Imputation

Context

The Imputation function allows you to assign permanent values for the Missing Values in the dataset that is associated with your Bayesian network.
This Imputation permanently replaces the estimated missing value distributions, which BayesiaLab maintains as placeholders for the missing values in the dataset.

In the Modeling Mode, select one or more nodes, of which at least one node contains Missing Values.
Node Context Menu > Imputation.
The Choose Imputation dialog box opens up, which features a range of options.

Within a data record, the Standard Imputation Mode randomly chooses the sequence of nodes for which missing values are imputed.

The Entropy-Based Imputation Mode selects the imputation order within a record based on the conditional entropy of the nodes with missing values.

More specifically, the imputation order within a record is determined according to the following two criteria:

Nodes that have a fully observed (or already-imputed) Markov Blanket are imputed first.
Then, the imputation of nodes within a record is ordered from low to high according to their respective conditional entropy given the observed values and the already-imputed values. This means that, within each record, values of nodes with a low uncertainty are imputed before nodes with high uncertainty.

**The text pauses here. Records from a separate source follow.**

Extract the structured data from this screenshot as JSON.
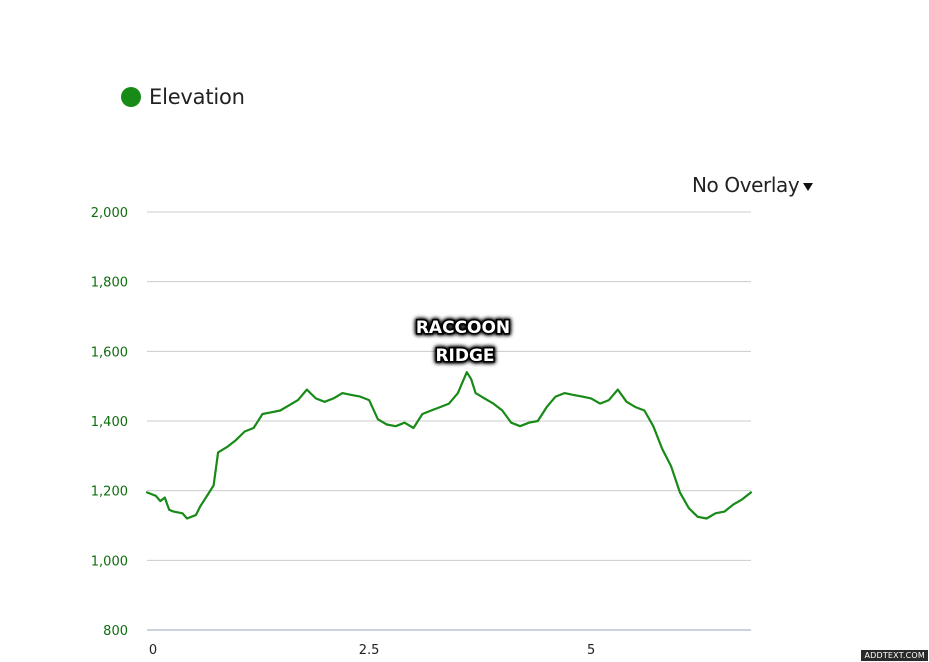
{
  "legend": {
    "label": "Elevation",
    "color": "#178a17"
  },
  "overlay_select": {
    "label": "No Overlay",
    "caret_icon": "caret-down-icon"
  },
  "annotation": {
    "line1": "RACCOON",
    "line2": "RIDGE"
  },
  "watermark": "ADDTEXT.COM",
  "colors": {
    "series": "#178a17",
    "axis_text_y": "#0e6e0e",
    "axis_text_x": "#222222",
    "grid": "#cccccc",
    "x_axis_line": "#a9b9c9"
  },
  "chart_data": {
    "type": "line",
    "title": "",
    "xlabel": "",
    "ylabel": "",
    "xlim": [
      0,
      6.8
    ],
    "ylim": [
      800,
      2000
    ],
    "grid": true,
    "legend": "top-left",
    "x_ticks": [
      0,
      2.5,
      5
    ],
    "x_tick_labels": [
      "0",
      "2.5",
      "5"
    ],
    "y_ticks": [
      800,
      1000,
      1200,
      1400,
      1600,
      1800,
      2000
    ],
    "y_tick_labels": [
      "800",
      "1,000",
      "1,200",
      "1,400",
      "1,600",
      "1,800",
      "2,000"
    ],
    "series": [
      {
        "name": "Elevation",
        "x": [
          0,
          0.1,
          0.15,
          0.2,
          0.25,
          0.3,
          0.4,
          0.45,
          0.5,
          0.55,
          0.6,
          0.7,
          0.75,
          0.8,
          0.9,
          1.0,
          1.1,
          1.2,
          1.3,
          1.4,
          1.5,
          1.6,
          1.7,
          1.8,
          1.9,
          2.0,
          2.1,
          2.2,
          2.3,
          2.4,
          2.5,
          2.6,
          2.7,
          2.8,
          2.9,
          3.0,
          3.1,
          3.2,
          3.3,
          3.4,
          3.5,
          3.55,
          3.6,
          3.65,
          3.7,
          3.8,
          3.9,
          4.0,
          4.1,
          4.2,
          4.3,
          4.4,
          4.5,
          4.6,
          4.7,
          4.8,
          4.9,
          5.0,
          5.1,
          5.2,
          5.3,
          5.4,
          5.5,
          5.6,
          5.7,
          5.8,
          5.9,
          6.0,
          6.1,
          6.2,
          6.3,
          6.4,
          6.5,
          6.6,
          6.7,
          6.8
        ],
        "values": [
          1195,
          1185,
          1170,
          1180,
          1145,
          1140,
          1135,
          1120,
          1125,
          1130,
          1155,
          1195,
          1215,
          1310,
          1325,
          1345,
          1370,
          1380,
          1420,
          1425,
          1430,
          1445,
          1460,
          1490,
          1465,
          1455,
          1465,
          1480,
          1475,
          1470,
          1460,
          1405,
          1390,
          1385,
          1395,
          1380,
          1420,
          1430,
          1440,
          1450,
          1480,
          1510,
          1540,
          1520,
          1480,
          1465,
          1450,
          1430,
          1395,
          1385,
          1395,
          1400,
          1440,
          1470,
          1480,
          1475,
          1470,
          1465,
          1450,
          1460,
          1490,
          1455,
          1440,
          1430,
          1385,
          1320,
          1270,
          1195,
          1150,
          1125,
          1120,
          1135,
          1140,
          1160,
          1175,
          1195
        ]
      }
    ]
  }
}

This Imputation Mode is based on the Maximum A Posteriori (MAP) Query.
Given the observed values in a record, the MAP Query identifies those states of the nodes with missing values that maximize the joint probability of the record.
The set of states identified by the MAP Query are then imputed for the missing values in the record.
As the MAP Query determines all the joint-probability-maximizing states in a record at the same time, there is no order to the imputation sequence.

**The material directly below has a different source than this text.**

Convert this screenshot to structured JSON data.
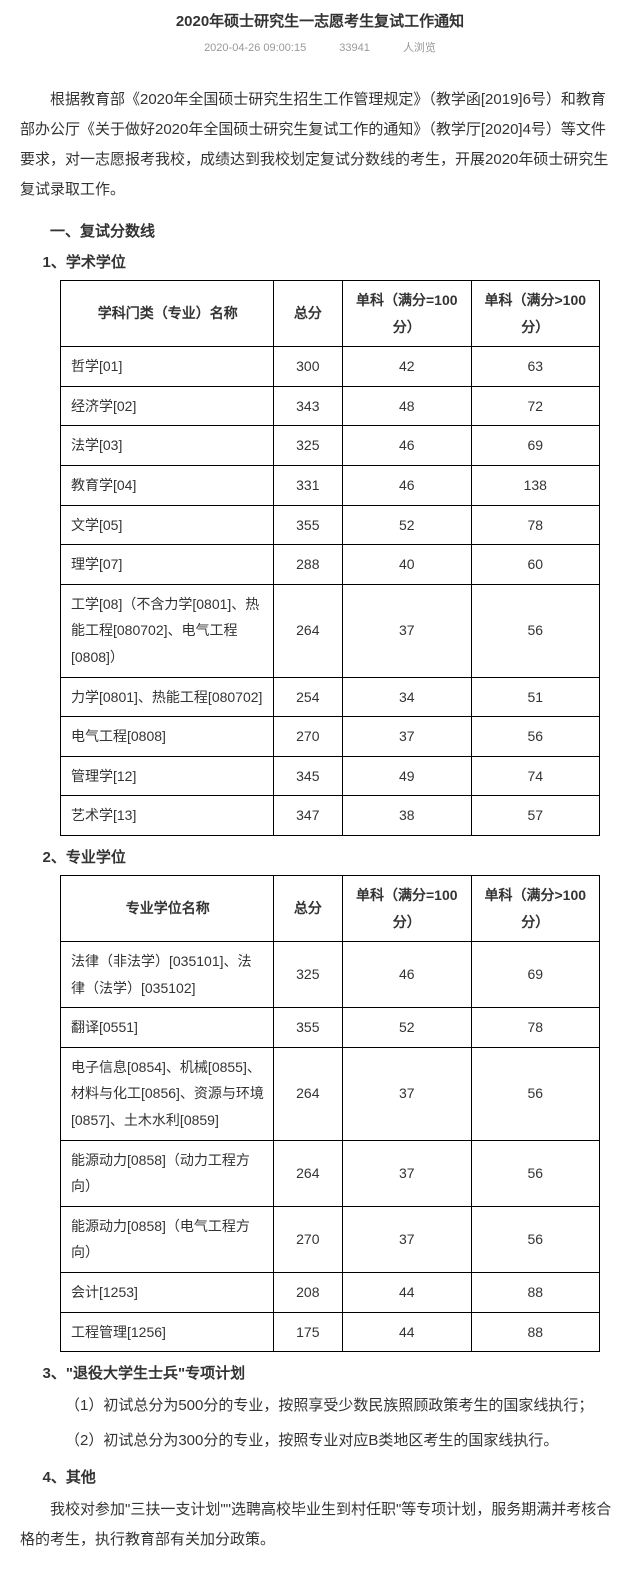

The missing values of a node are imputed by randomly drawing values from the posterior probability distribution of the node given the values of all the other nodes.
With this approach, the variance of a node's distribution remains the same before and after the imputation.
However, by drawing values from the posterior probability distribution, individual records may not be imputed with the most probable value for that record.
In that sense, this approach is not suitable for record-level prediction or scoring.
This imputation method is appropriate if you have to impute values and plan to use the imputed dataset for further learning or wish to compute statistics for the imputed nodes.

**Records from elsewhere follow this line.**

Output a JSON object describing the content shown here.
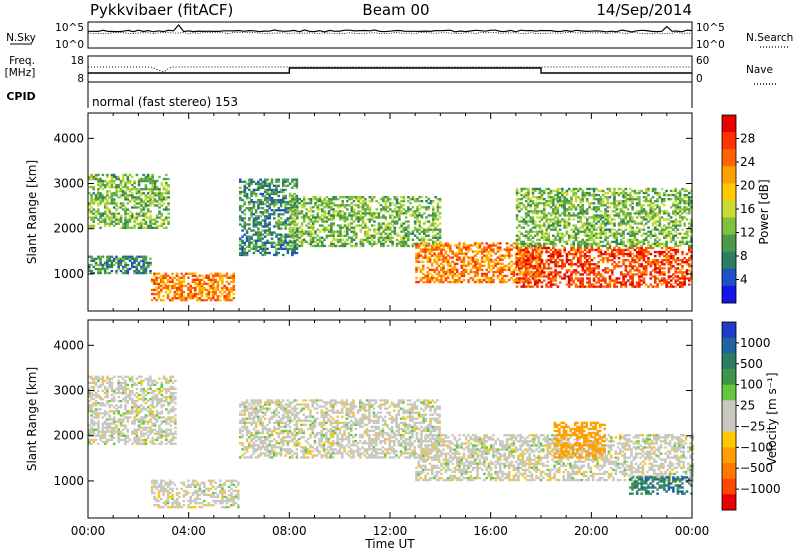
{
  "header": {
    "station": "Pykkvibaer (fitACF)",
    "beam": "Beam 00",
    "date": "14/Sep/2014"
  },
  "strips": {
    "nsky_label": "N.Sky",
    "nsky_top": "10^5",
    "nsky_bottom": "10^0",
    "nsearch_label": "N.Search",
    "nsearch_top": "10^5",
    "nsearch_bottom": "10^0",
    "freq_label": "Freq.",
    "freq_unit": "[MHz]",
    "freq_top": "18",
    "freq_bottom": "8",
    "nave_label": "Nave",
    "nave_top": "60",
    "nave_bottom": "0",
    "cpid_label": "CPID",
    "cpid_text": "normal (fast stereo) 153"
  },
  "chart_data": [
    {
      "type": "heatmap",
      "panel": "power",
      "ylabel": "Slant Range [km]",
      "xlabel": "Time UT",
      "xlim_hours": [
        0,
        24
      ],
      "ylim_km": [
        180,
        4560
      ],
      "colorbar": {
        "label": "Power [dB]",
        "ticks": [
          "28",
          "24",
          "20",
          "16",
          "12",
          "8",
          "4"
        ],
        "range": [
          0,
          32
        ],
        "colors": [
          "#1414e6",
          "#1e50c8",
          "#2d7d5f",
          "#4a9a4a",
          "#7fc23c",
          "#c8dc32",
          "#ffc800",
          "#ffa000",
          "#ff6400",
          "#ff3200",
          "#e60000"
        ]
      },
      "echo_regions": [
        {
          "t_start": 0.0,
          "t_end": 3.2,
          "range_lo_km": 2000,
          "range_hi_km": 3200,
          "power_db": 12
        },
        {
          "t_start": 0.0,
          "t_end": 2.5,
          "range_lo_km": 1000,
          "range_hi_km": 1400,
          "power_db": 8
        },
        {
          "t_start": 2.5,
          "t_end": 5.8,
          "range_lo_km": 400,
          "range_hi_km": 1000,
          "power_db": 24
        },
        {
          "t_start": 6.0,
          "t_end": 8.3,
          "range_lo_km": 1400,
          "range_hi_km": 3100,
          "power_db": 8
        },
        {
          "t_start": 8.0,
          "t_end": 14.0,
          "range_lo_km": 1600,
          "range_hi_km": 2700,
          "power_db": 12
        },
        {
          "t_start": 13.0,
          "t_end": 18.0,
          "range_lo_km": 800,
          "range_hi_km": 1700,
          "power_db": 24
        },
        {
          "t_start": 17.0,
          "t_end": 24.0,
          "range_lo_km": 700,
          "range_hi_km": 1600,
          "power_db": 28
        },
        {
          "t_start": 17.0,
          "t_end": 24.0,
          "range_lo_km": 1600,
          "range_hi_km": 2900,
          "power_db": 12
        }
      ]
    },
    {
      "type": "heatmap",
      "panel": "velocity",
      "ylabel": "Slant Range [km]",
      "xlabel": "Time UT",
      "xlim_hours": [
        0,
        24
      ],
      "ylim_km": [
        180,
        4560
      ],
      "colorbar": {
        "label": "Velocity [m s⁻¹]",
        "ticks": [
          "1000",
          "500",
          "100",
          "25",
          "−25",
          "−100",
          "−500",
          "−1000"
        ],
        "colors": [
          "#1e3cc8",
          "#1e64a0",
          "#2d7d5f",
          "#3c9646",
          "#64c83c",
          "#c8c8be",
          "#c8c8be",
          "#ffc800",
          "#ffa000",
          "#ff7800",
          "#ff4600",
          "#e60000"
        ]
      },
      "echo_regions": [
        {
          "t_start": 0.0,
          "t_end": 3.5,
          "range_lo_km": 1800,
          "range_hi_km": 3300,
          "velocity": 0
        },
        {
          "t_start": 2.5,
          "t_end": 6.0,
          "range_lo_km": 400,
          "range_hi_km": 1000,
          "velocity": 0
        },
        {
          "t_start": 6.0,
          "t_end": 14.0,
          "range_lo_km": 1500,
          "range_hi_km": 2800,
          "velocity": 0
        },
        {
          "t_start": 13.0,
          "t_end": 24.0,
          "range_lo_km": 1000,
          "range_hi_km": 2000,
          "velocity": 0
        },
        {
          "t_start": 18.5,
          "t_end": 20.5,
          "range_lo_km": 1500,
          "range_hi_km": 2300,
          "velocity": -200
        },
        {
          "t_start": 21.5,
          "t_end": 24.0,
          "range_lo_km": 700,
          "range_hi_km": 1100,
          "velocity": 300
        }
      ]
    }
  ],
  "xaxis": {
    "ticks": [
      "00:00",
      "04:00",
      "08:00",
      "12:00",
      "16:00",
      "20:00",
      "00:00"
    ],
    "label": "Time UT"
  },
  "yaxis_ticks": [
    "1000",
    "2000",
    "3000",
    "4000"
  ]
}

The values are imputed deterministically based on the posterior distribution of each node given the values of all the other nodes.
This imputation policy is optimal at the record level, i.e., it assigns the most probable value for each missing value.
So, if the imputed dataset is meant to be utilized and interpreted at the record level, this is the appropriate approach.
However, a major drawback of this method is that the imputed node's distribution is no longer the same as before the imputation, i.e., the node's statistics would change.

⚠️

Once the imputation is performed, there is no way to remove the imputed values and revert to the original dataset that included the Missing Values.